Criticism from customers as to why they stopped using your business can help bring awareness to problems you may not know existed.
When to send a win-back series: Find out what your average order frequency is, then add seven days. For example, if your AOF is 20 days, set your win-back to be sent on day 27 (the extra seven days is to account for holidays etc.).
I kept this last on the list for good reason.
Private groups for customers on platforms like Facebook Groups or Slack is a great way to make customers feel part of your community and improves the customer experience. It has been proven to increase LTV and customer satisfaction:
I’m part of Digital Marketer Engage, which is an active group of marketers sharing information and ideas. They have admins who post weekly content and manage the group.
To be a member of the group you must have a paid monthly subscription to Digital Marketer Lab.
Anytime they release a new blog post, a new training video, or are selling tickets to their summit events, it’s mentioned in the group, and customers can ask questions, comment, and feel part of the gang.
Even their CEO, Ryan Deiss, is active, answering questions and asking for customer feedback. There’s nothing better to building rapport with customers than the CEO interacting with and being part of the community.
Creating community groups is not suitable for every business, and it sometimes should be totally avoided.
For example, if you sell clothing apparel and the bulk of questions you receive are about why an order hasn’t arrived or because something went wrong with their order, then a group full of complaints will negatively impact your business, and an unhappy customer can screenshot other complaints and post them on social media.
You need to see if your product or service is a good fit for private groups for customers. It tends to work best for e-commerce businesses that use a subscription-based model.
I should add that you’ll need someone in charge to manage the group on a daily basis to ensure spam, trolls, and negative comments do not plague the group. Otherwise, you might be biting off more than you can chew.

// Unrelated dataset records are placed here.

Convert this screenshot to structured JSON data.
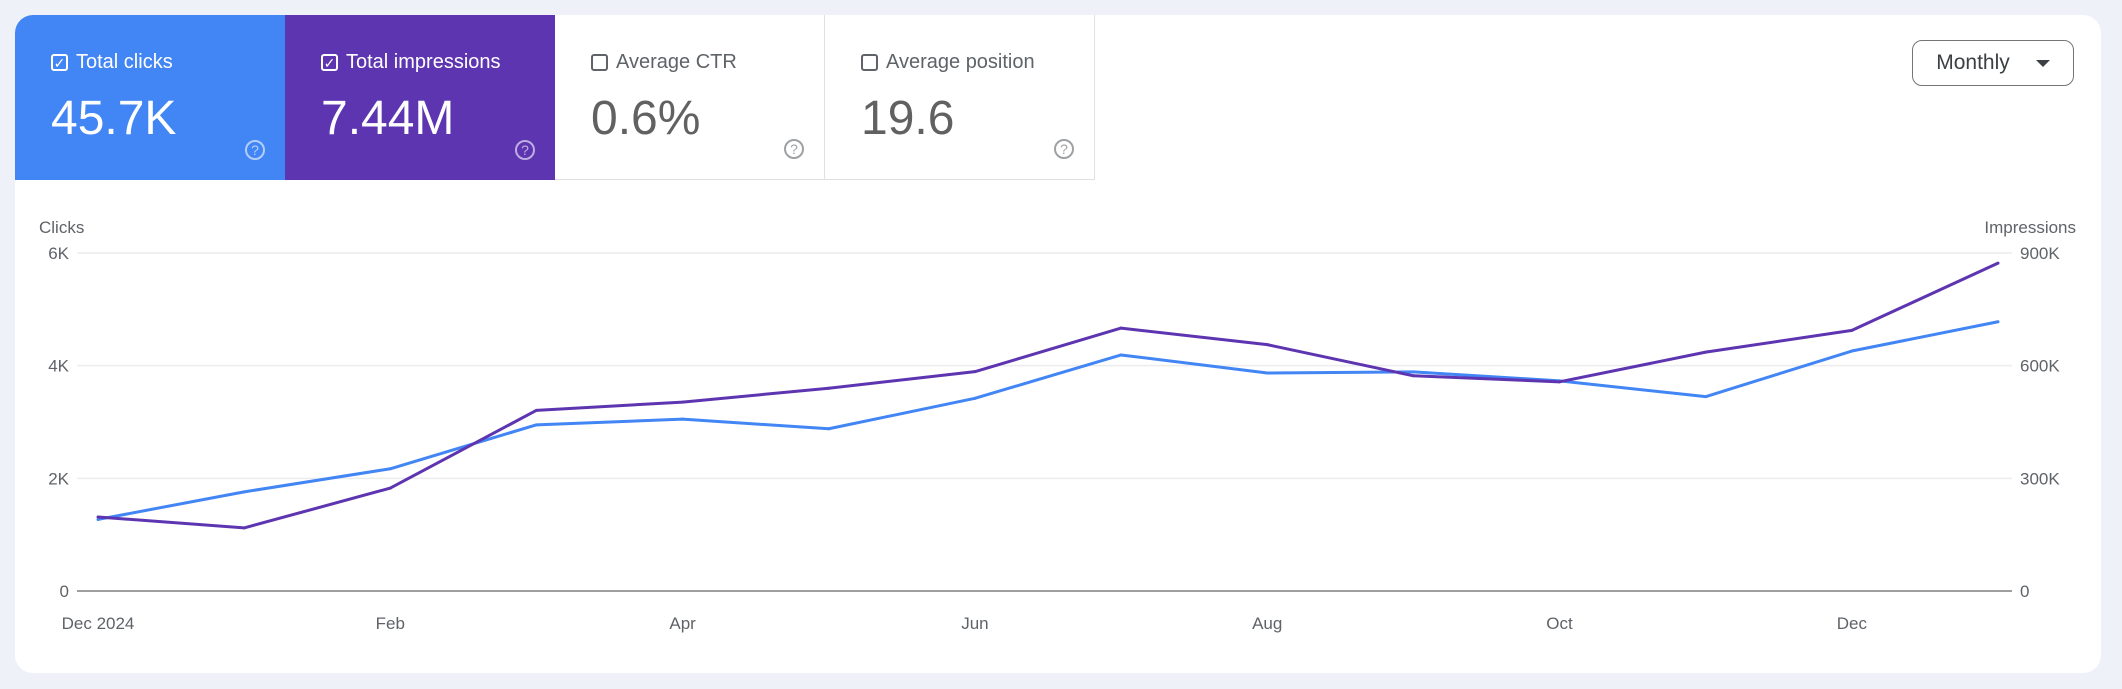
{
  "metrics": [
    {
      "label": "Total clicks",
      "value": "45.7K",
      "checked": true,
      "color": "#4285f4"
    },
    {
      "label": "Total impressions",
      "value": "7.44M",
      "checked": true,
      "color": "#5e35b1"
    },
    {
      "label": "Average CTR",
      "value": "0.6%",
      "checked": false
    },
    {
      "label": "Average position",
      "value": "19.6",
      "checked": false
    }
  ],
  "icons": {
    "checked": "checkbox-checked-icon",
    "unchecked": "checkbox-empty-icon",
    "help": "help-circle-icon",
    "dropdown": "caret-down-icon"
  },
  "help_glyph": "?",
  "check_glyph": "✓",
  "granularity": {
    "selected": "Monthly"
  },
  "chart_data": {
    "type": "line",
    "y_left": {
      "label": "Clicks",
      "ticks": [
        "0",
        "2K",
        "4K",
        "6K"
      ],
      "range": [
        0,
        6000
      ]
    },
    "y_right": {
      "label": "Impressions",
      "ticks": [
        "0",
        "300K",
        "600K",
        "900K"
      ],
      "range": [
        0,
        900000
      ]
    },
    "x_ticks": [
      {
        "label": "Dec 2024",
        "index": 0
      },
      {
        "label": "Feb",
        "index": 2
      },
      {
        "label": "Apr",
        "index": 4
      },
      {
        "label": "Jun",
        "index": 6
      },
      {
        "label": "Aug",
        "index": 8
      },
      {
        "label": "Oct",
        "index": 10
      },
      {
        "label": "Dec",
        "index": 12
      }
    ],
    "x": [
      "2024-12",
      "2025-01",
      "2025-02",
      "2025-03",
      "2025-04",
      "2025-05",
      "2025-06",
      "2025-07",
      "2025-08",
      "2025-09",
      "2025-10",
      "2025-11",
      "2025-12",
      "2026-01"
    ],
    "grid": true,
    "series": [
      {
        "name": "Clicks",
        "axis": "left",
        "color": "#4285f4",
        "values": [
          1270,
          1760,
          2170,
          2950,
          3050,
          2880,
          3420,
          4190,
          3870,
          3890,
          3730,
          3450,
          4260,
          4780
        ]
      },
      {
        "name": "Impressions",
        "axis": "right",
        "color": "#5e35b1",
        "values": [
          197000,
          168000,
          274000,
          481000,
          503000,
          540000,
          584000,
          700000,
          656000,
          573000,
          557000,
          636000,
          694000,
          873000
        ]
      }
    ]
  }
}
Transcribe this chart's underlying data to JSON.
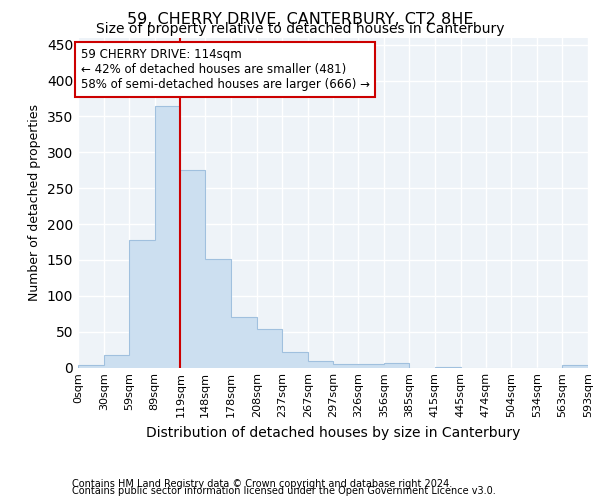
{
  "title": "59, CHERRY DRIVE, CANTERBURY, CT2 8HE",
  "subtitle": "Size of property relative to detached houses in Canterbury",
  "xlabel": "Distribution of detached houses by size in Canterbury",
  "ylabel": "Number of detached properties",
  "bar_color": "#ccdff0",
  "bar_edge_color": "#a0c0de",
  "background_color": "#eef3f8",
  "grid_color": "#ffffff",
  "property_line_x": 119,
  "property_line_color": "#cc0000",
  "annotation_box_color": "#cc0000",
  "bin_edges": [
    0,
    30,
    59,
    89,
    119,
    148,
    178,
    208,
    237,
    267,
    297,
    326,
    356,
    385,
    415,
    445,
    474,
    504,
    534,
    563,
    593
  ],
  "bin_labels": [
    "0sqm",
    "30sqm",
    "59sqm",
    "89sqm",
    "119sqm",
    "148sqm",
    "178sqm",
    "208sqm",
    "237sqm",
    "267sqm",
    "297sqm",
    "326sqm",
    "356sqm",
    "385sqm",
    "415sqm",
    "445sqm",
    "474sqm",
    "504sqm",
    "534sqm",
    "563sqm",
    "593sqm"
  ],
  "counts": [
    3,
    17,
    178,
    365,
    275,
    151,
    70,
    54,
    22,
    9,
    5,
    5,
    6,
    0,
    1,
    0,
    0,
    0,
    0,
    3
  ],
  "annotation_line1": "59 CHERRY DRIVE: 114sqm",
  "annotation_line2": "← 42% of detached houses are smaller (481)",
  "annotation_line3": "58% of semi-detached houses are larger (666) →",
  "footnote1": "Contains HM Land Registry data © Crown copyright and database right 2024.",
  "footnote2": "Contains public sector information licensed under the Open Government Licence v3.0.",
  "ylim": [
    0,
    460
  ],
  "title_fontsize": 11.5,
  "subtitle_fontsize": 10,
  "xlabel_fontsize": 10,
  "ylabel_fontsize": 9,
  "tick_fontsize": 8,
  "annotation_fontsize": 8.5,
  "footnote_fontsize": 7
}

When your goal is to increase revenue, it’s very easy to see in which direction you’re going by looking at your monthly revenue.
But what metrics do you look at to measure customer loyalty?
If you just thought of using social media likes, comments, or shares as a metric, then please sit in the naughty corner for a minute before reading the rest of the article.
See if you can link to this article.
The answer I was looking for is Net Promoter Score (NPS).
Net Promoter Score is a customer loyalty metric used to segment customers into three groups using a 1-10 scoring system:
The simplest form of NPS is to ask your customers a single question on how likely are they to recommend your business to a friend or family member from 1-10.
To work out your NPS score, you take away the percentage of detractors from promoters, completely ignoring the passives.
For example, if your survey resulted in 20% detractors, 50% passives, and 30% promoters, your NPS score would be 10.
You can measure your NPS on a monthly, quarterly, or yearly basis with the goal to always increase your NPS score.
You can also add additional questions to identify where bottlenecks occur in order to remedy them. For example, you may find that the reason customers are not giving you a 9 or 10 is because your customer support or user experience is lacking in some areas.
Building rapport with customers should be an infinite part of your marketing strategy that is implemented at various touch points of the customer journey.
In this article I’ve shown examples of businesses building relationships at the start (welcome email), the middle (cross-sell and content), and the end of the customer journey (win-backs).
Continually working on building rapport will make your customer acquisition easier as you’ll be able to pay a higher CPA and still be profitable, as building relationships leads to customers spending more with your business.